Betty and Bimbo think it's both wonderful and urgent that so many people and companies are talking about the global AIDS crisis and lending a small hand to help. Some of the most visible commercial campaigns, like Apple's, Gap's, and Bristol-Meyers' are very original, memorable, and cool. Still, we wonder if more could be done more often-- not solely around AIDS, but in general -- to shift resources, in a sustainable, permanent way, from people who have too many of them to people who need them.
Part of Betty's job is to try to build a dialogue about social change with people who have some extra means. It was through this work that she has been connected to Emerging Practicioners in Philanthropy and Resource Generation, two cross-class non-profits working with young people who want to better align their resources with their values.

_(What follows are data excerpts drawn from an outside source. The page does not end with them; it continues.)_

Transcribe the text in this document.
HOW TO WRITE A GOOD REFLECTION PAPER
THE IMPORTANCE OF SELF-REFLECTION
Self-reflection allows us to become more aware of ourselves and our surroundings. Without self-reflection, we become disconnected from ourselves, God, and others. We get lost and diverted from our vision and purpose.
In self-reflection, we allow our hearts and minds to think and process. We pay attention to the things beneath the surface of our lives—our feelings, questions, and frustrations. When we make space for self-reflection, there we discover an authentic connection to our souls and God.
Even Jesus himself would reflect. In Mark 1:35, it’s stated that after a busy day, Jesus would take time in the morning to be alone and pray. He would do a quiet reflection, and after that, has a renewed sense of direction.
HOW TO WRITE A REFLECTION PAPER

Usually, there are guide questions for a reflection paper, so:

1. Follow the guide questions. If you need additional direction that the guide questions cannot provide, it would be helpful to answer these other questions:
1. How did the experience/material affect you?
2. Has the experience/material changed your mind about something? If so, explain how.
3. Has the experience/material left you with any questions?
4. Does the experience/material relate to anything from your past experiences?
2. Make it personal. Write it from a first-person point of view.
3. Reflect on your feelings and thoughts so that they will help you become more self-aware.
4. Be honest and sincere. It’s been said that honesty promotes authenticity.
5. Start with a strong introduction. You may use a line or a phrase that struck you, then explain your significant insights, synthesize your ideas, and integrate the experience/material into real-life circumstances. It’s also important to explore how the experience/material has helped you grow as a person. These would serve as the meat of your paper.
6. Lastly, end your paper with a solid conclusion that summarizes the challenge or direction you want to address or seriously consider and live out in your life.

It is through Resource Generation's book Classified that Betty has been learning more about class privilege and (thoughtful, mapped-out) social responsibility as it applies to all kinds of people, even those of us without lots of money in the bank. It's definitely worth checking out.
To give you a taste of the discussions contained within Classified (which is actually a very user-friendly and approachable book full of cartoons!), below are two examples of ideas that had a big influence on the book's authors. Although the writers are politcal radicals, it may not be necessary to be a political radical to see the truth at the essence of what they are saying, and to act on it.
"In order to have the continued opportunity to express their 'generosity,' the oppressor must perpetuate injustice as well. An unjust social order is the permanent fount of this 'generosity'...True generosity consists preceisely in fighting to destroy the causes which nourish false charity." - Paulo Freire, Pedagogy of the Oppressed, Continuum Books, 1997.
"To be wealthy and remain committed to justice is no easy task. We hear little from the wealthy who use their means to further the cause of justice, of economic self-sufficiency for all. Despite their good deeds, this silence maintains their class solidarity with those who exploit and oppress..." - bell hooks, Where We Stand: Class Matters, Routledge Books, 2000.